From co-optation to commission: A diachronic perspective on the development of fannish literacy through "Teen Wolf"'s Tumblr promotional campaigns

  • Lesley Autumn Willard University of Texas at Austin
Keywords: Fan art, Fan contests, Fan professionalization, Fan/producer dynamics, Fandom, Gift economy


Historically, fan scholars have focused on conducting deep dives into singular cases and revealing trends by comparing cross sections of those cases. While there is undeniable value in conducting close analyses of such instances, the reliance on this method can limit our assessment of long-running trends.
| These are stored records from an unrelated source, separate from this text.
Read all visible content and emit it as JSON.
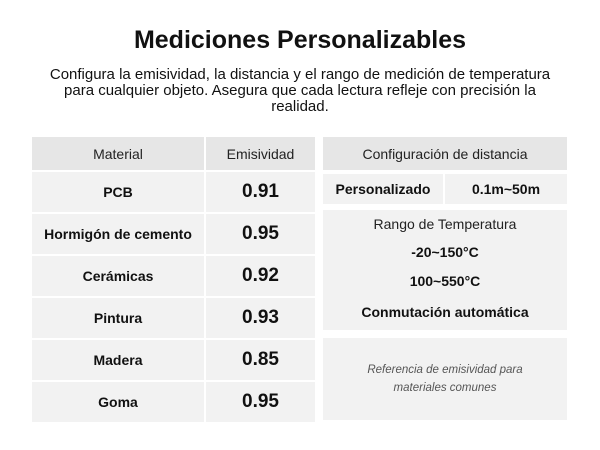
{
  "header": {
    "title": "Mediciones Personalizables",
    "subtitle": "Configura la emisividad, la distancia y el rango de medición de temperatura para cualquier objeto. Asegura que cada lectura refleje con precisión la realidad."
  },
  "table": {
    "columns": [
      "Material",
      "Emisividad"
    ],
    "rows": [
      [
        "PCB",
        "0.91"
      ],
      [
        "Hormigón de cemento",
        "0.95"
      ],
      [
        "Cerámicas",
        "0.92"
      ],
      [
        "Pintura",
        "0.93"
      ],
      [
        "Madera",
        "0.85"
      ],
      [
        "Goma",
        "0.95"
      ]
    ]
  },
  "distance": {
    "title": "Configuración de distancia",
    "label": "Personalizado",
    "value": "0.1m~50m"
  },
  "temperature": {
    "title": "Rango de Temperatura",
    "ranges": [
      "-20~150°C",
      "100~550°C"
    ],
    "switching": "Conmutación automática"
  },
  "note": "Referencia de emisividad para materiales comunes"
}
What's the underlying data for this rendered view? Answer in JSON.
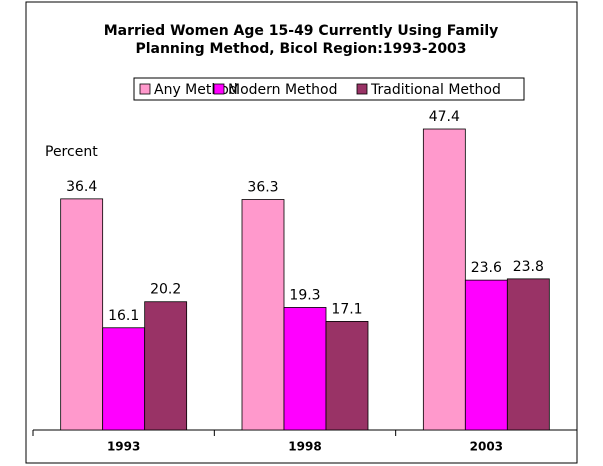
{
  "chart_data": {
    "type": "bar",
    "title": [
      "Married Women Age 15-49 Currently Using Family",
      "Planning Method, Bicol Region:1993-2003"
    ],
    "y_label": "Percent",
    "categories": [
      "1993",
      "1998",
      "2003"
    ],
    "series": [
      {
        "name": "Any Method",
        "color": "#ff99cc",
        "values": [
          36.4,
          36.3,
          47.4
        ]
      },
      {
        "name": "Modern Method",
        "color": "#ff00ff",
        "values": [
          16.1,
          19.3,
          23.6
        ]
      },
      {
        "name": "Traditional Method",
        "color": "#993366",
        "values": [
          20.2,
          17.1,
          23.8
        ]
      }
    ],
    "ylim": [
      0,
      50
    ],
    "legend": "top"
  }
}
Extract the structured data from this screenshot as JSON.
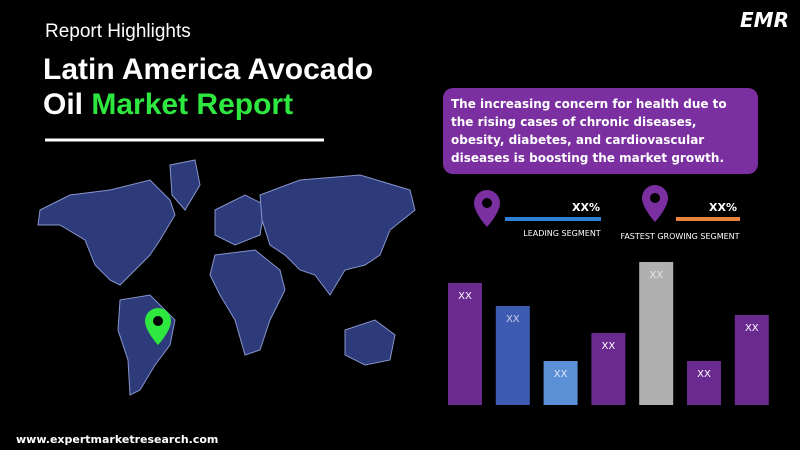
{
  "header": {
    "subtitle": "Report Highlights",
    "title_line1": "Latin America Avocado",
    "title_line2_prefix": "Oil",
    "title_line2_highlight": "Market Report"
  },
  "logo": "EMR",
  "summary": "The increasing concern for health due to the rising cases of chronic diseases, obesity, diabetes, and cardiovascular diseases is boosting the market growth.",
  "segments": [
    {
      "value": "XX%",
      "label": "LEADING SEGMENT"
    },
    {
      "value": "XX%",
      "label": "FASTEST GROWING SEGMENT"
    }
  ],
  "bar_labels": [
    "XX",
    "XX",
    "XX",
    "XX",
    "XX",
    "XX",
    "XX"
  ],
  "footer": "www.expertmarketresearch.com"
}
By supplementing—or, more productively, combining—specific case studies with diachronic perspectives, we can better situate, contextualize, and trace emerging trends like the evolution of fan/producer dynamics. To model this approach, I analyze 4 years' worth of fan-targeted promotional campaigns on the official Teen Wolf (2011–) Tumblr. The activities—fannish and/or promotional—of all participants in a shared ecological system like Tumblr are significant. They continuously construct, deconstruct, nuance, and challenge the ever-evolving context of fandom and fan/producer dynamics. Supplementing a close analysis of one of Teen Wolf's recent promotional campaigns—the commissioned #TeenWolfExhibit—with a diachronic perspective addresses the ever-evolving ecology of media fandom and traces the evolution of MTV's fannish literacy from 2011 to 2015. The #TeenWolfExhibit reproduces and reflects all the promotional successes, failures, and course corrections that predate it.

Author Biography

Lesley Autumn Willard, University of Texas at Austin
I am a PhD student and teaching assistant in the Radio-Television-Film department at the University of Texas at Austin.